Canadian priest and academic (1910–1987)

Father Clément Cormier, (January 15, 1910 - July 28, 1987) was a Canadian priest, academic and the vice chancellor and founder of Université de Moncton.

Born in Moncton, New Brunswick, the son of Clément Cormier and Léontine Breau, he received a Bachelor of Arts in 1931, from Université Saint-Joseph. He was ordained in 1936. In 1940 he received another bachelor's degree from Université Laval. From 1948 until 1963, he was the rector of Université Saint-Joseph.

From 1963 to 1968, he was the founding rector of the Université de Moncton. In 1968 he founded the :fr:Centre d'études acadiennes (Acadian Studies Centre) which he directed until 1974. From 1973 until 1978, he was the Chancellor of the Université de Moncton.

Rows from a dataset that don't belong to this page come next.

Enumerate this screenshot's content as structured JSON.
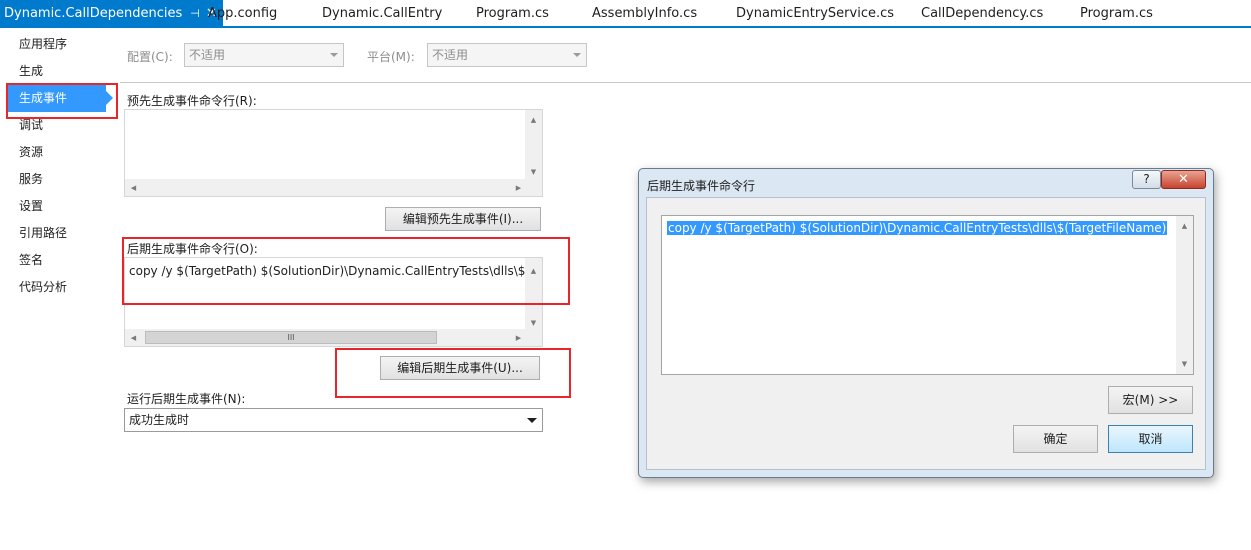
{
  "tabs": [
    {
      "label": "Dynamic.CallDependencies",
      "active": true
    },
    {
      "label": "App.config"
    },
    {
      "label": "Dynamic.CallEntry"
    },
    {
      "label": "Program.cs"
    },
    {
      "label": "AssemblyInfo.cs"
    },
    {
      "label": "DynamicEntryService.cs"
    },
    {
      "label": "CallDependency.cs"
    },
    {
      "label": "Program.cs"
    }
  ],
  "tab_icons": {
    "pin": "⊣",
    "close": "✕"
  },
  "sidebar": {
    "items": [
      {
        "label": "应用程序"
      },
      {
        "label": "生成"
      },
      {
        "label": "生成事件",
        "selected": true
      },
      {
        "label": "调试"
      },
      {
        "label": "资源"
      },
      {
        "label": "服务"
      },
      {
        "label": "设置"
      },
      {
        "label": "引用路径"
      },
      {
        "label": "签名"
      },
      {
        "label": "代码分析"
      }
    ]
  },
  "config": {
    "config_label": "配置(C):",
    "config_value": "不适用",
    "platform_label": "平台(M):",
    "platform_value": "不适用"
  },
  "prebuild": {
    "label": "预先生成事件命令行(R):",
    "value": "",
    "edit_button": "编辑预先生成事件(I)..."
  },
  "postbuild": {
    "label": "后期生成事件命令行(O):",
    "value": "copy /y $(TargetPath) $(SolutionDir)\\Dynamic.CallEntryTests\\dlls\\$(T",
    "edit_button": "编辑后期生成事件(U)...",
    "scroll_grip": "III"
  },
  "run_postbuild": {
    "label": "运行后期生成事件(N):",
    "value": "成功生成时"
  },
  "dialog": {
    "title": "后期生成事件命令行",
    "help": "?",
    "close": "✕",
    "command": "copy /y $(TargetPath) $(SolutionDir)\\Dynamic.CallEntryTests\\dlls\\$(TargetFileName)",
    "macro_button": "宏(M) >>",
    "ok_button": "确定",
    "cancel_button": "取消"
  },
  "colors": {
    "accent": "#007acc",
    "selection": "#3399ff",
    "highlight_box": "#e8262a"
  }
}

In 1967 he was made an Officer of the Order of Canada and was promoted to Companion in 1972.

Throughout his career, Clément Cormier worked to promote and study history, language and culture. He was president of the New Brunswick Museum in Saint John, New Brunswick in 1953-1954, and in 1960 he became the founding president of the Acadian Historical Society.